Солдаты не стали стрелять - им хотелось штыками выпустить кишки проклятому офицерью, а уж потом, на их трупах, потешиться с чистенькой барышней - свобода потому что. Будь нападавшие трезвы, они вряд ли позволили бы себе такое средь бела дня, в центре города, но водка и ощущение вседозволенности - заплатим таперича барам-господам за все вековые обиды! - сделала трусоватых резервистов отчаянными и смертельно опасными.
Трёхгранная игла штыка летела в живот Лыкова, но не долетела: флотский наконец-то вытащил револьвер и выстрелил в упор. Краем глаза Игнат видел, как к месту драки со всех сторон бегут другие солдаты. "Не от германцев, а от своих смерть принять, - подумал он, - какая глупость…".
Цокот копыт показался ему пением ангелов. Высокий солдат, целившийся в моряка, отлетел в сторону, сбитый лошадиной грудью. Лыков видел под брюхом коня, как солдат встал, и как его ноги тут же подкосились - чубатый казак перегнулся в седле и взмахнул шашкой. По мостовой дьявольским мячиком покатилась отсечённая голова.
Солдаты бросились врассыпную, бросая винтовки. Игнат успел заметить, как один из казаков настиг мозглявого зачинщика и словно играючи разделил его надвое клинком.
- Спасибо вам, прапорщик. Если бы не вы… - флотский протянул Лыкову руку. - Позвольте представиться: старший лейтенант Макаров, Владимир Степанович.
По щеке моряка стекала кровь, пачкая золотой погон, но лейтенант не мог её унять - левой рукой он поддерживал девушку, после всего пережитого еле стоявшую на ногах.
- Лыков, Игнат Пантелеевич. Пойдёмте-ка отсюда - барышня совсем сомлела.
Несколько минут они шли молча, не обращая внимания на взгляды зевак.
- Революция… - произнёс Лыков, когда молчание сделалось напряжённым.

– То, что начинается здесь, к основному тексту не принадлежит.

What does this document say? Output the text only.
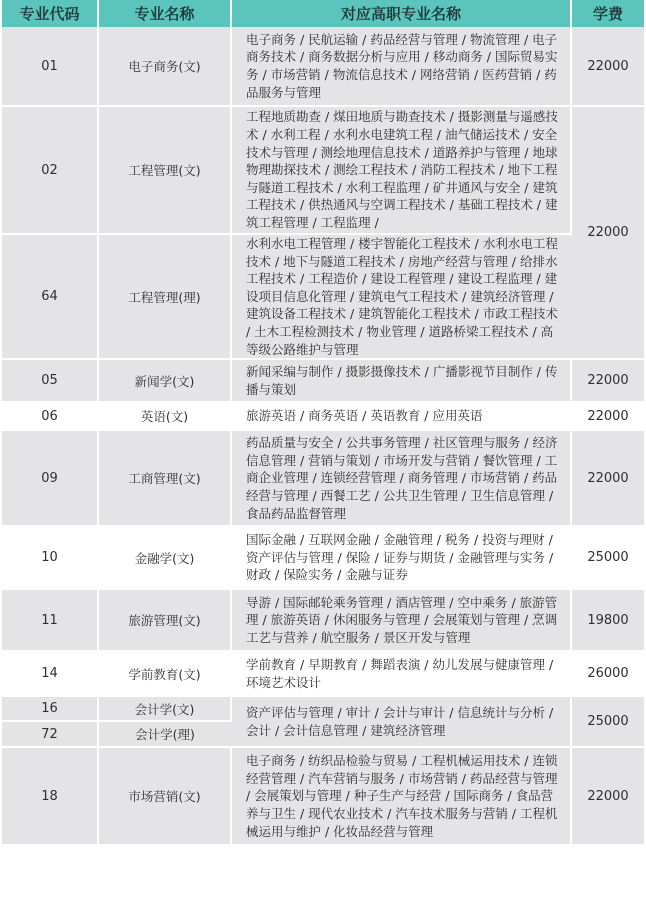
专业代码	专业名称	对应高职专业名称	学费
01	电子商务(文)	电子商务 / 民航运输 / 药品经营与管理 / 物流管理 / 电子商务技术 / 商务数据分析与应用 / 移动商务 / 国际贸易实务 / 市场营销 / 物流信息技术 / 网络营销 / 医药营销 / 药品服务与管理	22000
02	工程管理(文)	工程地质勘查 / 煤田地质与勘查技术 / 摄影测量与遥感技术 / 水利工程 / 水利水电建筑工程 / 油气储运技术 / 安全技术与管理 / 测绘地理信息技术 / 道路养护与管理 / 地球物理勘探技术 / 测绘工程技术 / 消防工程技术 / 地下工程与隧道工程技术 / 水利工程监理 / 矿井通风与安全 / 建筑工程技术 / 供热通风与空调工程技术 / 基础工程技术 / 建筑工程管理 / 工程监理 /	22000
64	工程管理(理)	水利水电工程管理 / 楼宇智能化工程技术 / 水利水电工程技术 / 地下与隧道工程技术 / 房地产经营与管理 / 给排水工程技术 / 工程造价 / 建设工程管理 / 建设工程监理 / 建设项目信息化管理 / 建筑电气工程技术 / 建筑经济管理 / 建筑设备工程技术 / 建筑智能化工程技术 / 市政工程技术 / 土木工程检测技术 / 物业管理 / 道路桥梁工程技术 / 高等级公路维护与管理	
05	新闻学(文)	新闻采编与制作 / 摄影摄像技术 / 广播影视节目制作 / 传播与策划	22000
06	英语(文)	旅游英语 / 商务英语 / 英语教育 / 应用英语	22000
09	工商管理(文)	药品质量与安全 / 公共事务管理 / 社区管理与服务 / 经济信息管理 / 营销与策划 / 市场开发与营销 / 餐饮管理 / 工商企业管理 / 连锁经营管理 / 商务管理 / 市场营销 / 药品经营与管理 / 西餐工艺 / 公共卫生管理 / 卫生信息管理 / 食品药品监督管理	22000
10	金融学(文)	国际金融 / 互联网金融 / 金融管理 / 税务 / 投资与理财 / 资产评估与管理 / 保险 / 证券与期货 / 金融管理与实务 / 财政 / 保险实务 / 金融与证券	25000
11	旅游管理(文)	导游 / 国际邮轮乘务管理 / 酒店管理 / 空中乘务 / 旅游管理 / 旅游英语 / 休闲服务与管理 / 会展策划与管理 / 烹调工艺与营养 / 航空服务 / 景区开发与管理	19800
14	学前教育(文)	学前教育 / 早期教育 / 舞蹈表演 / 幼儿发展与健康管理 / 环境艺术设计	26000
16	会计学(文)	资产评估与管理 / 审计 / 会计与审计 / 信息统计与分析 / 会计 / 会计信息管理 / 建筑经济管理	25000
72	会计学(理)		
18	市场营销(文)	电子商务 / 纺织品检验与贸易 / 工程机械运用技术 / 连锁经营管理 / 汽车营销与服务 / 市场营销 / 药品经营与管理 / 会展策划与管理 / 种子生产与经营 / 国际商务 / 食品营养与卫生 / 现代农业技术 / 汽车技术服务与营销 / 工程机械运用与维护 / 化妆品经营与管理	22000
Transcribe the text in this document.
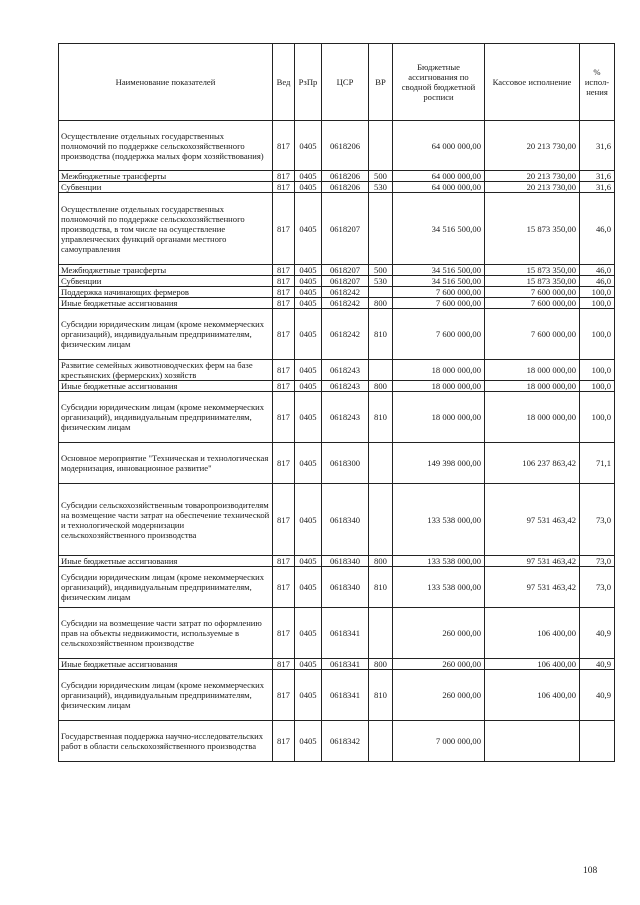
Наименование показателей	Вед	РзПр	ЦСР	ВР	Бюджетные ассигнования по сводной бюджетной росписи	Кассовое исполнение	% испол-нения
Осуществление отдельных государственных полномочий по поддержке сельскохозяйственного производства (поддержка малых форм хозяйствования)	817	0405	0618206		64 000 000,00	20 213 730,00	31,6
Межбюджетные трансферты	817	0405	0618206	500	64 000 000,00	20 213 730,00	31,6
Субвенции	817	0405	0618206	530	64 000 000,00	20 213 730,00	31,6
Осуществление отдельных государственных полномочий по поддержке сельскохозяйственного производства, в том числе на осуществление управленческих функций органами местного самоуправления	817	0405	0618207		34 516 500,00	15 873 350,00	46,0
Межбюджетные трансферты	817	0405	0618207	500	34 516 500,00	15 873 350,00	46,0
Субвенции	817	0405	0618207	530	34 516 500,00	15 873 350,00	46,0
Поддержка начинающих фермеров	817	0405	0618242		7 600 000,00	7 600 000,00	100,0
Иные бюджетные ассигнования	817	0405	0618242	800	7 600 000,00	7 600 000,00	100,0
Субсидии юридическим лицам (кроме некоммерческих организаций), индивидуальным предпринимателям, физическим лицам	817	0405	0618242	810	7 600 000,00	7 600 000,00	100,0
Развитие семейных животноводческих ферм на базе крестьянских (фермерских) хозяйств	817	0405	0618243		18 000 000,00	18 000 000,00	100,0
Иные бюджетные ассигнования	817	0405	0618243	800	18 000 000,00	18 000 000,00	100,0
Субсидии юридическим лицам (кроме некоммерческих организаций), индивидуальным предпринимателям, физическим лицам	817	0405	0618243	810	18 000 000,00	18 000 000,00	100,0
Основное мероприятие "Техническая и технологическая модернизация, инновационное развитие"	817	0405	0618300		149 398 000,00	106 237 863,42	71,1
Субсидии сельскохозяйственным товаропроизводителям на возмещение части затрат на обеспечение технической и технологической модернизации сельскохозяйственного производства	817	0405	0618340		133 538 000,00	97 531 463,42	73,0
Иные бюджетные ассигнования	817	0405	0618340	800	133 538 000,00	97 531 463,42	73,0
Субсидии юридическим лицам (кроме некоммерческих организаций), индивидуальным предпринимателям, физическим лицам	817	0405	0618340	810	133 538 000,00	97 531 463,42	73,0
Субсидии на возмещение части затрат по оформлению прав на объекты недвижимости, используемые в сельскохозяйственном производстве	817	0405	0618341		260 000,00	106 400,00	40,9
Иные бюджетные ассигнования	817	0405	0618341	800	260 000,00	106 400,00	40,9
Субсидии юридическим лицам (кроме некоммерческих организаций), индивидуальным предпринимателям, физическим лицам	817	0405	0618341	810	260 000,00	106 400,00	40,9
Государственная поддержка научно-исследовательских работ в области сельскохозяйственного производства	817	0405	0618342		7 000 000,00		
108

- Это не революция, - отозвался старший лейтенант. - Это бунт, российский бунт, бессмысленный и беспощадный. Любая революция имеет вождей, а вот нашей с вождями не повезло. И теперь чернь будет грабить и наси… - он осёкся, почувствовав, как вздрогнула под его рукой спасённая.
- Это не чернь, Владимир Степанович, это народ, - возразил прапорщик, - народ, над которым измывались столетиями. Не судите обо всём народе по кучке пьяных негодяев.
- Я видел этот народ, Игнат Пантелеевич. Я честно сражался за него с тевтонами, и мои матросы - народ! - стояли рядом со мной на одной палубе у Готланда под германскими снарядами. А потом эти же мои матросы проламывали черепа моим товарищам-офицерам, и сбрасывали их на дно Финского залива… Народ, - он скрипнул зубами, - слишком много слёз пролито над его горькой судьбой, а он, народ этот, предпочитает лить кровь - нашу с вами кровь!
Девушка молчала, понемногу приходя в себя.
- Это революция, - упрямо повторил Лыков, - а революция - это дело такое. И что будет дальше…
- Резня будет, - перебил его Макаров. - Стенька Разин и Пугачёв в одной компании с Марксом. Слышали о таком деятеле?